Fue con una indecible sensación de bienestar que pronto me aseguré de que los ojos de Cristóbal brillaban cada vez que veía mis calzoncillos naranjas debajo de los pantalones cortos, pensaba que estaba contemplando anónimamente. También noté que estaba cada vez más cerca de mí. Tuvimos un día muy excitante, donde cada uno de nosotros trató de sondear al otro y de presentarle todo tipo de homenajes hábilmente ilustrados y, a veces, con supremo refinamiento, con antifrases puras y duras. La idea de despertar a mi primo me envalentonó para lanzarme a una diatriba jugada contra los maricones, en ese tono irónico relleno de antanaclasis cuyos acentos no podían dejar de ser interpretados en la dirección opuesta del discurso. Por la noche, mis padres se acostaron temprano. Le sugerí un juego a Cristóbal.
Había observado que cada vez que le pronunciaba la palabra "juego" al excelente niño, sus ojos se iluminaban, su cara se adornaba con una sonrisa de felicidad y toda su persona vibraba con la misma espontaneidad que un niño pequeño que vislumbra la caja llena de juguetes de los Reyes Magos. En realidad, Cristóbal era un niño, como yo. Le dije lo que iba a hacer, con su apoyo:
— Mis padres son tristes, aburridos, prejuiciosos, verdaderos jansenistas, ya sabes que…
— Tuve tiempo para apreciarlo —dijo Cristóbal—. Con ellos, no es cuestión de ir a pasear por la noche, de disfrutar de algunos pequeños placeres nocturnos extramuros, es demasiado peligroso, podrías ser mordido por serpientes o secuestrado por los acólitos de Rael…
Cristóbal se estaba ahogando de risa.
— Así que, si quieres —continué—, hacemos esto: nos ponemos las zapatillas, y vamos de aventuras a todas partes, es divertido, hay un montón de cosas misteriosas por la noche.
Añadí, deliberadamente equívoco:
— Podemos, por ejemplo, ir al techo del pabellón...
— ¿Qué pabellón?
— Ya sabes, el tipo de pequeño quiosco detrás de los naranjos.
— Ah sí... pero está muy lejos…
— Quinientos metros no es nada, y nos distraerá.
— ¿Y eso es bueno?
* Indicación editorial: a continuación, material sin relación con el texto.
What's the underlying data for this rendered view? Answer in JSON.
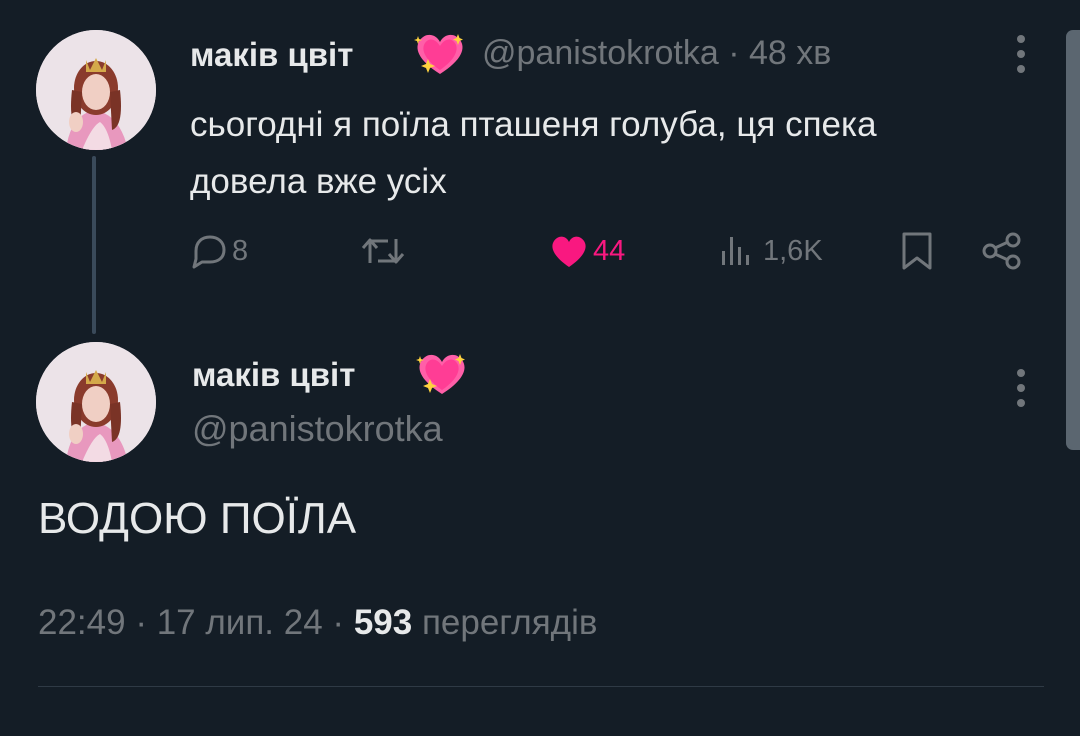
{
  "reply_tweet": {
    "display_name": "маків цвіт",
    "name_emoji": "sparkling-heart-icon",
    "handle": "@panistokrotka",
    "separator": "·",
    "time_ago": "48 хв",
    "text": "сьогодні я поїла пташеня голуба, ця спека довела вже усіх",
    "actions": {
      "reply_count": "8",
      "retweet_count": "",
      "like_count": "44",
      "view_count": "1,6K"
    }
  },
  "main_tweet": {
    "display_name": "маків цвіт",
    "name_emoji": "sparkling-heart-icon",
    "handle": "@panistokrotka",
    "text": "ВОДОЮ ПОЇЛА",
    "time": "22:49",
    "date": "17 лип. 24",
    "separator": "·",
    "views_count": "593",
    "views_label": "переглядів"
  },
  "colors": {
    "background": "#141d26",
    "text_primary": "#e7e9ea",
    "text_secondary": "#71767b",
    "like_active": "#f91880",
    "thread_line": "#3a4a5a"
  }
}
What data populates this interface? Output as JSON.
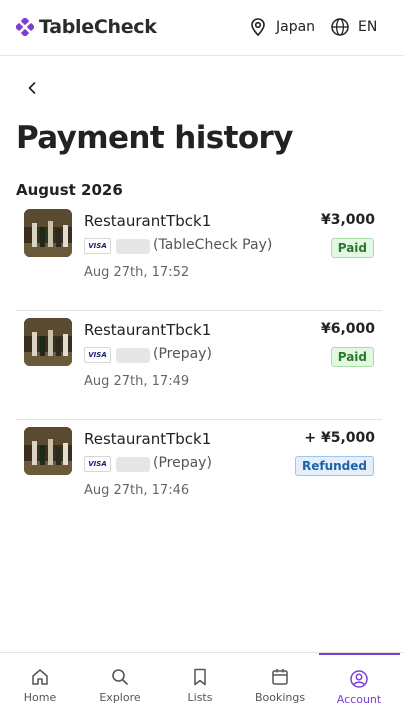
{
  "header": {
    "logo_text": "TableCheck",
    "location": "Japan",
    "language": "EN"
  },
  "page": {
    "title": "Payment history",
    "month": "August 2026"
  },
  "card_brand": "VISA",
  "payments": [
    {
      "restaurant": "RestaurantTbck1",
      "method": "(TableCheck Pay)",
      "time": "Aug 27th, 17:52",
      "amount": "¥3,000",
      "status": "Paid"
    },
    {
      "restaurant": "RestaurantTbck1",
      "method": "(Prepay)",
      "time": "Aug 27th, 17:49",
      "amount": "¥6,000",
      "status": "Paid"
    },
    {
      "restaurant": "RestaurantTbck1",
      "method": "(Prepay)",
      "time": "Aug 27th, 17:46",
      "amount": "+ ¥5,000",
      "status": "Refunded"
    }
  ],
  "nav": {
    "items": [
      {
        "label": "Home",
        "icon": "home-icon"
      },
      {
        "label": "Explore",
        "icon": "search-icon"
      },
      {
        "label": "Lists",
        "icon": "bookmark-icon"
      },
      {
        "label": "Bookings",
        "icon": "calendar-icon"
      },
      {
        "label": "Account",
        "icon": "account-icon"
      }
    ],
    "active": "Account"
  },
  "colors": {
    "brand": "#7b3fd3",
    "paid_bg": "#e3f8e3",
    "paid_text": "#2b7a2b",
    "refunded_bg": "#e3f0fc",
    "refunded_text": "#1f62a6"
  }
}
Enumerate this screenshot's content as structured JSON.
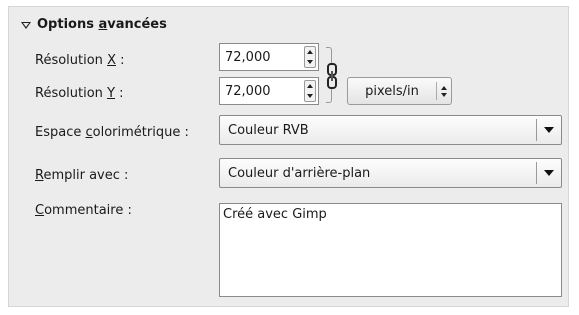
{
  "section": {
    "title_pre": "Options ",
    "title_u": "a",
    "title_post": "vancées"
  },
  "resolution_x": {
    "label_pre": "Résolution ",
    "label_u": "X",
    "label_post": " :",
    "value": "72,000"
  },
  "resolution_y": {
    "label_pre": "Résolution ",
    "label_u": "Y",
    "label_post": " :",
    "value": "72,000"
  },
  "unit": {
    "value": "pixels/in"
  },
  "colorspace": {
    "label_pre": "Espace ",
    "label_u": "c",
    "label_post": "olorimétrique :",
    "value": "Couleur RVB"
  },
  "fill": {
    "label_pre": "",
    "label_u": "R",
    "label_post": "emplir avec :",
    "value": "Couleur d'arrière-plan"
  },
  "comment": {
    "label_pre": "",
    "label_u": "C",
    "label_post": "ommentaire :",
    "value": "Créé avec Gimp"
  },
  "icons": {
    "expander": "triangle-down-icon",
    "chain": "chain-link-icon",
    "spin": "spin-arrows-icon",
    "dropdown": "dropdown-arrow-icon"
  }
}
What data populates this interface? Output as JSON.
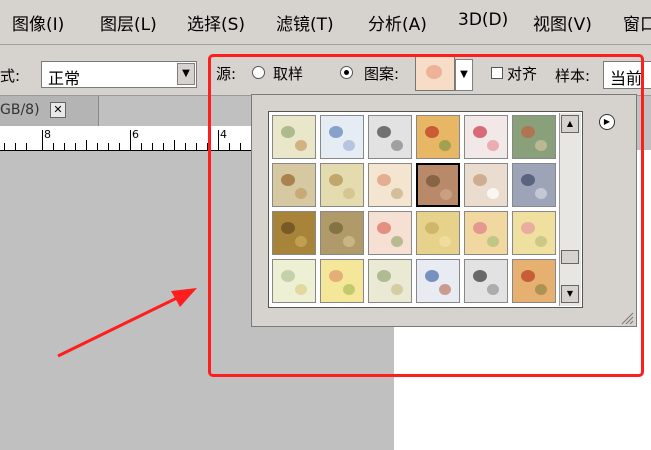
{
  "menubar": {
    "items": [
      "图像(I)",
      "图层(L)",
      "选择(S)",
      "滤镜(T)",
      "分析(A)",
      "3D(D)",
      "视图(V)",
      "窗口"
    ]
  },
  "options": {
    "mode_label": "式:",
    "mode_value": "正常",
    "source_label": "源:",
    "source_sample": "取样",
    "source_pattern": "图案:",
    "align_label": "对齐",
    "sample_label": "样本:",
    "sample_value": "当前"
  },
  "document": {
    "tab_title": "GB/8)",
    "ruler_labels": [
      "8",
      "6",
      "4"
    ]
  },
  "picker": {
    "selected_index": 9,
    "patterns": [
      {
        "bg": "#e9e6c9",
        "a": "#9db07a",
        "b": "#c9a06a"
      },
      {
        "bg": "#e6ecf3",
        "a": "#6f8fbf",
        "b": "#a8b7d6"
      },
      {
        "bg": "#e2e2e2",
        "a": "#555555",
        "b": "#8a8a8a"
      },
      {
        "bg": "#e8b765",
        "a": "#c0432a",
        "b": "#8a9a4a"
      },
      {
        "bg": "#f3e8e8",
        "a": "#d14a5a",
        "b": "#e79aa0"
      },
      {
        "bg": "#8aa07a",
        "a": "#b86a4a",
        "b": "#c9c29a"
      },
      {
        "bg": "#d6c8a0",
        "a": "#a0703a",
        "b": "#c4a06a"
      },
      {
        "bg": "#e4dcae",
        "a": "#b89a5a",
        "b": "#d0bf8a"
      },
      {
        "bg": "#f3e5d0",
        "a": "#e0a080",
        "b": "#c9b08a"
      },
      {
        "bg": "#b88a6a",
        "a": "#7a5a3a",
        "b": "#d2a68a"
      },
      {
        "bg": "#eadccf",
        "a": "#c9a080",
        "b": "#ffffff"
      },
      {
        "bg": "#9ea4b8",
        "a": "#4a5270",
        "b": "#d0d4e0"
      },
      {
        "bg": "#a8843a",
        "a": "#6a5020",
        "b": "#c9a85a"
      },
      {
        "bg": "#b09a6a",
        "a": "#7a6a3a",
        "b": "#d0bf8a"
      },
      {
        "bg": "#f6e0d4",
        "a": "#e07a6a",
        "b": "#a0b07a"
      },
      {
        "bg": "#e6d28a",
        "a": "#c9b060",
        "b": "#f0e0a0"
      },
      {
        "bg": "#f0d8a0",
        "a": "#e08a8a",
        "b": "#b0c07a"
      },
      {
        "bg": "#f0e0a0",
        "a": "#e6a0a0",
        "b": "#c0c080"
      },
      {
        "bg": "#eef0d4",
        "a": "#b9c9a0",
        "b": "#e0d090"
      },
      {
        "bg": "#f5e79a",
        "a": "#e0a070",
        "b": "#b0c060"
      },
      {
        "bg": "#e9e9d4",
        "a": "#a0b080",
        "b": "#d0c090"
      },
      {
        "bg": "#e8ecf2",
        "a": "#5a7ab0",
        "b": "#c08070"
      },
      {
        "bg": "#e2e2e2",
        "a": "#4a4a4a",
        "b": "#9a9a9a"
      },
      {
        "bg": "#e6b070",
        "a": "#c04a2a",
        "b": "#9a8a4a"
      }
    ]
  },
  "colors": {
    "annotation": "#ff1e1e",
    "panel": "#d6d3ce",
    "workspace": "#c0c0c0"
  }
}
Quiero decir, ¿cómodo?
— Es plano, sembrado de pequeñas piedras. Llevaremos una manta, algunos cigarrillos, y también esto…
Diciendo esta palabra “esto”, abro discretamente el armario de lino, me sumerjo el brazo hacia el rincón más oscuro, siento y saco una botella de whisky. Cristóbal abre dos grandes ojos asustados:
— Bueno, Bill, me dice que tienes una buena mente…
— Comprendes que no puedes beber aquí, nunca se sabe, con el olor del tabaco y el alcohol encima, haría una mezcla que no pasaría desapercibida. Además, en el techo del quiosco, ni visto ni conocido.
— ¿Y si nos quedamos dormidos?
— Tengo mi reloj, lo programaré para que nos despierte.
Había contado con el consentimiento; fue un torrente de entusiasmo. El buen Cristóbal ya no estaba contento de empezar sus vacaciones como en un grupo de escolares.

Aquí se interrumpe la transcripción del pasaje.